Here we have a perfect case of Redemptive Suffering. Stated simply, redemptive suffering goes like this. You have suffering which will not go away. For some reason, the Lord allows you to have it. You can’t pray it away; you can’t wish it away. You can become angry, and turn away from God, or you can offer it up to God for the souls in Purgatory, the conversion of sinners, or to relieve the suffering of someone here on earth.
We believe that Redemptive Suffering is a powerful offering to Our Lord. It’s a way of taking a terrible negative, the pain inflicted on us by the suffering, and turning it into a great positive, by offering it to Our Lord Jesus. We believe that St. Rita used this unusual twist of not receiving the fragrance of Heaven that accompanies the Stigmata, to glorify Our Lord Jesus. She offered up to him the isolation caused by the putrid odor of her wound.

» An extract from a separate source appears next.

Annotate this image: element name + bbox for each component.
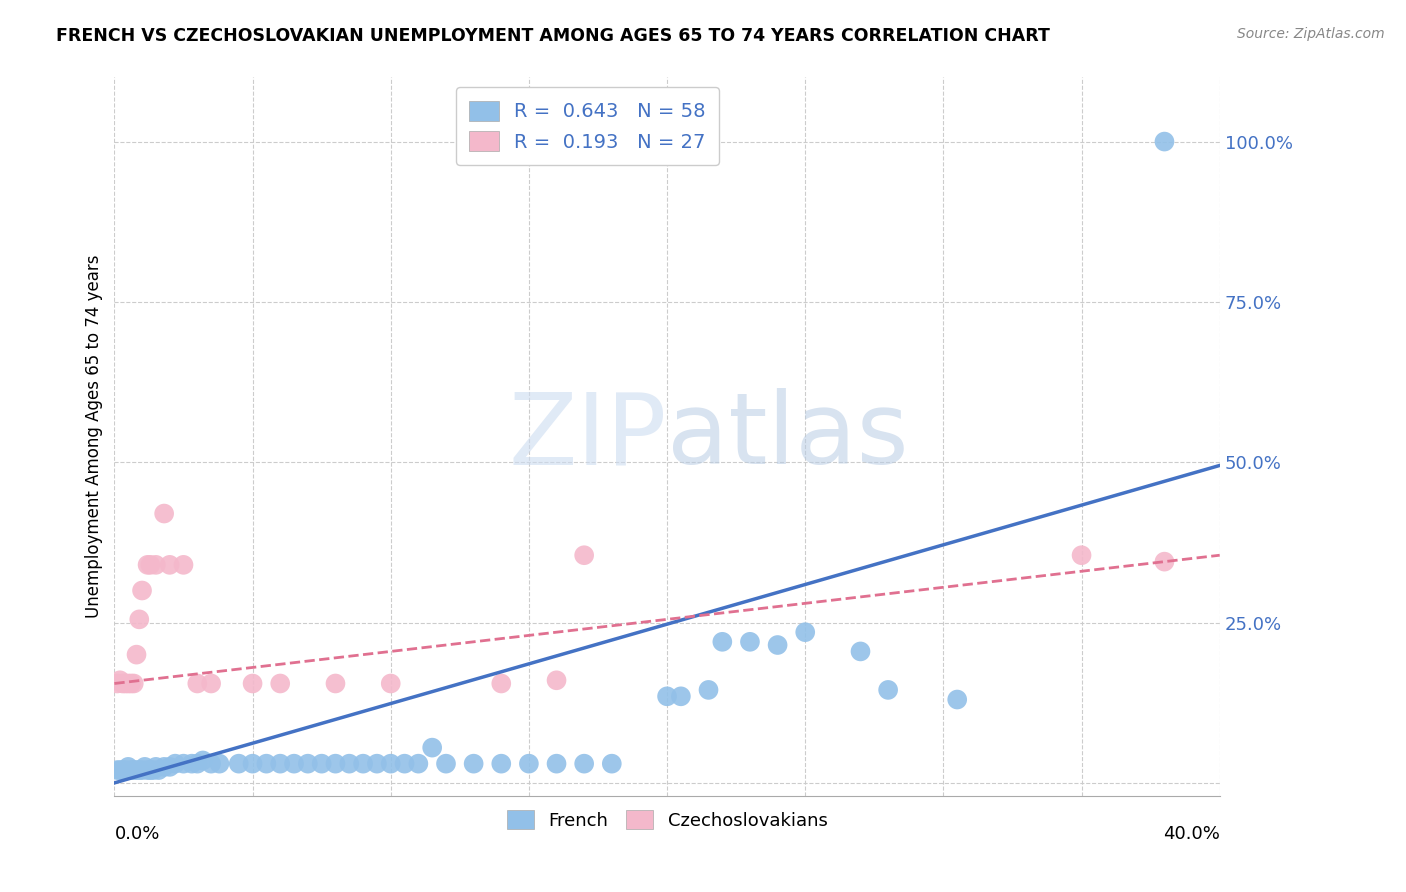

In 1450, Pope Nicholas V declared the first Holy Year, proclaiming Rome, once and for all, the center of the Christian world, and of our Faith. The popes had been away from Rome for sixty seven years. Our Lord wanted to unite His Church, to end the scandal of division and dissension caused by self-interest and resultant schism, so He inspired the pope to institute this Holy Year. And unite He did! All the Religious of Italy, as well as pilgrims from all over the world converged on Rome.